So your house suffered some damage and you are wondering if you are covered by your homeowners’ insurance policy. If you ever tried to read the policy you probably said to yourself “I think it’s easier to call the insurance company and find out if I’m covered.” But what may sound like a simple inquiry could lead to another problem. Could that phone call be held against you?
Before we answer the question, let’s give a little perspective. If you have health insurance you know how expensive that coverage can be. One of the reasons it’s so high is people use this coverage quite often. So it stands to reason that you pay a lot less money for your homeowners’ insurance because you rarely use it.
Due to state regulations, homeowners’ insurance carriers do not have much flexibility to raise their rates. So when a customer files multiple claims chances are the insurance carrier is paying out more money in claims than they receive in premiums, even if they have insured that home for a long time. The result is the homeowner with multiple claims is viewed as being “unprofitable” and most likely their policy will be non-renewed.
Insurance carriers may view inquiries about claims against homeowners’ insurance as “potential” claims that could create a negative perception about their customer. One of the comments we heard from insurance company personnel is that it could be a sign of a maintenance issue especially in an older home. Therefore, the insurance policy is now being used to pay for routine maintenance instead of coverage for an unforeseen event.
But, on the other hand, people sometimes inquire to see if they have coverage and yet decide to perform the repairs themselves. So why should they be punished?
In 1999 the State of New Jersey made changes to the law that prevent homeowners’ insurance carriers from using inquires about claims against policyholders. Insurance carriers who break the law are subject to financial penalties.
If you do receive a notice from your insurance carrier that you were non-renewed due to claims you can remind them of the law (Here is a link to it. Full text of the law is below.)
Insurance consumers can file a formal complaint to the NJ Department of Insurance via the Department’s web site. Make sure you have a copy of your notice of non-renewal and information about your inquiry on hand.
If you have any questions about homeowners insurance in New Jersey feel free to drop us a line or give us a call at 800-272-4RUE.
Here is the text of the New Jersey Law:
17: 29B-4.1 Certain homeowners’ insurance inquiries not deemed as claim; violations, penalties.
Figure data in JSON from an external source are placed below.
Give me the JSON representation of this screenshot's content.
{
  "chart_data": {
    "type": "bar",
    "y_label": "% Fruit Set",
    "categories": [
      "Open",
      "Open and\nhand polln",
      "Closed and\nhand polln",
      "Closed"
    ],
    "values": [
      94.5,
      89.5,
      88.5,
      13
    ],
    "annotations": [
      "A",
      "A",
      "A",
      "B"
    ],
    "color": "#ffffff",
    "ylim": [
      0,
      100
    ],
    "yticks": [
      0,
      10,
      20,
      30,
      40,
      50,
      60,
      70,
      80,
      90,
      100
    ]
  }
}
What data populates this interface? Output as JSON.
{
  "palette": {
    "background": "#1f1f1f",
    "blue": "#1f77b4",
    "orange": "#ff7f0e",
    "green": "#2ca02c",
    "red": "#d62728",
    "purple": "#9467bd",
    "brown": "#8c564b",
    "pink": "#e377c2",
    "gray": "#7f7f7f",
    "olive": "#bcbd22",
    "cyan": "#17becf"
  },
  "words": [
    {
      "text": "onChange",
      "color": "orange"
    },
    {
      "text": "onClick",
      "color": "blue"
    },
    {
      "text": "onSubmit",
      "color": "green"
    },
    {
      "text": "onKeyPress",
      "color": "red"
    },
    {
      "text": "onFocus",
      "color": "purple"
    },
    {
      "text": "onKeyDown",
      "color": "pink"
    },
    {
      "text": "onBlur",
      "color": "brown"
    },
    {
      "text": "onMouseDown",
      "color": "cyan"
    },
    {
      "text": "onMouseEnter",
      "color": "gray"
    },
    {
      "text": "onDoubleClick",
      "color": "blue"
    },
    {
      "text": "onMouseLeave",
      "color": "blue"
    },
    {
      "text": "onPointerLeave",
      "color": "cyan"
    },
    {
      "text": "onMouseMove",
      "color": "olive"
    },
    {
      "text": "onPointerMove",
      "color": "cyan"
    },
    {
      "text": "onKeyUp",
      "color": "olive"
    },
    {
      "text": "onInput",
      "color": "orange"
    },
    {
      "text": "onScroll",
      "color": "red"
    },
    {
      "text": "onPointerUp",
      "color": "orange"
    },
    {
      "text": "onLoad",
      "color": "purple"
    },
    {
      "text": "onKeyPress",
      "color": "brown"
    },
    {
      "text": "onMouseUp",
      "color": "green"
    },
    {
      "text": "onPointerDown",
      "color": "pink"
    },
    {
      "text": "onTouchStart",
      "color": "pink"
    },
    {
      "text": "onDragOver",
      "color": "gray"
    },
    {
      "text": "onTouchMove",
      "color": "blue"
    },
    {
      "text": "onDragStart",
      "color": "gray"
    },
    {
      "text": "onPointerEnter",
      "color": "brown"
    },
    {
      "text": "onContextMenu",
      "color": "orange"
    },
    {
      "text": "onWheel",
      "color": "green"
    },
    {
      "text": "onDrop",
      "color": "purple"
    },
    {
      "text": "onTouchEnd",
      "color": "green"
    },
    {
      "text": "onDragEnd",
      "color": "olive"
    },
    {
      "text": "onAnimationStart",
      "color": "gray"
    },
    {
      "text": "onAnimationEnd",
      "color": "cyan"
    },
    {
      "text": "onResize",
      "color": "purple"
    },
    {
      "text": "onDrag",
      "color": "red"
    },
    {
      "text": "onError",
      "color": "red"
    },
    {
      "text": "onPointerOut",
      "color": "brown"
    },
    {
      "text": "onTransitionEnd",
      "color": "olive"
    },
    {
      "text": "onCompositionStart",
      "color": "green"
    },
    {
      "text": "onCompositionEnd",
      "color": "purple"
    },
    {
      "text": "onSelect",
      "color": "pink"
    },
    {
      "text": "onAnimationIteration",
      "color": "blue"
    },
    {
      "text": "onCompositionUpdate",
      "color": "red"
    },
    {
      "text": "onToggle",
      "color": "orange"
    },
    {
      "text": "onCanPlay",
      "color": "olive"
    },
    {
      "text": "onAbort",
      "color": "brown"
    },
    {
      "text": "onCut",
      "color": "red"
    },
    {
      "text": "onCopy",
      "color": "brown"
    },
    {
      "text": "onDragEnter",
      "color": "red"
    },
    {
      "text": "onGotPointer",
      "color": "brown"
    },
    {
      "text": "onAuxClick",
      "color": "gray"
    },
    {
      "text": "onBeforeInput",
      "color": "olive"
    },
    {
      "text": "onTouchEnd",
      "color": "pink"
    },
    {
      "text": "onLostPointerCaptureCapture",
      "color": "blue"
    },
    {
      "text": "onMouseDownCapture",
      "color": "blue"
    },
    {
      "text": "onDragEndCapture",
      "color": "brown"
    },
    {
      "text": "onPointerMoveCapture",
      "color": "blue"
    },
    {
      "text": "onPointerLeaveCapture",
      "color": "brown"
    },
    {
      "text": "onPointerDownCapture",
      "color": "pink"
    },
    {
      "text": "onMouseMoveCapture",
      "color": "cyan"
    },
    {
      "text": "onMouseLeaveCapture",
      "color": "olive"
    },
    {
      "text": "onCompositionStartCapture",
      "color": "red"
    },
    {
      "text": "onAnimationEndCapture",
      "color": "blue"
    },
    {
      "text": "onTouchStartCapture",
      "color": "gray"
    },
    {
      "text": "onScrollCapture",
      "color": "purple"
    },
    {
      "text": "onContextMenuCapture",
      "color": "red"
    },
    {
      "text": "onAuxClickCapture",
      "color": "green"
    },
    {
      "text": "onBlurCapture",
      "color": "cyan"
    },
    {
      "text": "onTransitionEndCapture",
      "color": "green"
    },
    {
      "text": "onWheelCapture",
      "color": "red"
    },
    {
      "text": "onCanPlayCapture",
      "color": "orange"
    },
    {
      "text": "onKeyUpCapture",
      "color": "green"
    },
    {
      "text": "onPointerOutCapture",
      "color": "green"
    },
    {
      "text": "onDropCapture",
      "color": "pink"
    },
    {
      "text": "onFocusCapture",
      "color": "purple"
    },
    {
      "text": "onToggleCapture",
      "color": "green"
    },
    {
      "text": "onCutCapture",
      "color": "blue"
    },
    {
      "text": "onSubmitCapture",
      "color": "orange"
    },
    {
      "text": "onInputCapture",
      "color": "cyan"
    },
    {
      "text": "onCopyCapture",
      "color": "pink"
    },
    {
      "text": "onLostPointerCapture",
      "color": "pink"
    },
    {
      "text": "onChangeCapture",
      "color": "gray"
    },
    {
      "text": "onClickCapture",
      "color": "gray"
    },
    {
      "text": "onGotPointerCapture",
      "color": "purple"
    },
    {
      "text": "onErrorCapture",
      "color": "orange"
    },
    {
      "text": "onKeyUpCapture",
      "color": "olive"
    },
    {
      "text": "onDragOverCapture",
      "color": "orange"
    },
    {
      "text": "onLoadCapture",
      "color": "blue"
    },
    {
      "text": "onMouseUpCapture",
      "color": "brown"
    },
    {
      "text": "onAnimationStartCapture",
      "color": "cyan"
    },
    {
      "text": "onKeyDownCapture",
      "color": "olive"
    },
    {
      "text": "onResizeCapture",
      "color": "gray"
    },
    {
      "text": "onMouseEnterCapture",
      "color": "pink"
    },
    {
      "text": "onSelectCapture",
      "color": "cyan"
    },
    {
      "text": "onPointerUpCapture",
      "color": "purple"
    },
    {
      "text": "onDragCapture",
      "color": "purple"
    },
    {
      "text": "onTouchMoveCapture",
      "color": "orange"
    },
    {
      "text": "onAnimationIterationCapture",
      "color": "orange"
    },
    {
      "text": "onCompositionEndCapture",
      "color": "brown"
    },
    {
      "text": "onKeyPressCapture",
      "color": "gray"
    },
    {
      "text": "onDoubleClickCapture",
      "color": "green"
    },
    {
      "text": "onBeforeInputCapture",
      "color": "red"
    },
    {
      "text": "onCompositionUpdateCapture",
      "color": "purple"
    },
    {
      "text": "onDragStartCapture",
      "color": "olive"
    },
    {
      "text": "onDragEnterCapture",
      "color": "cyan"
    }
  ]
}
1. a. No inquiry by an insured for information regarding the insured’s homeowners’ insurance policy, or coverage for a particular loss under that policy, shall be categorized as a claim for the purpose of determining adverse claims experience.
b. An insurer who violates this act shall be subject to a penalty of up to $5,000 for each violation unless the insurer knew or reasonably should have known he was in violation of this act, in which case the penalty shall not be more than $25,000 for each violation. The penalty shall be collected in a summary proceeding in accordance with the “Penalty Enforcement Law of 1999,” P.L.1999, C.274 (C.2A:58-10 et seq.).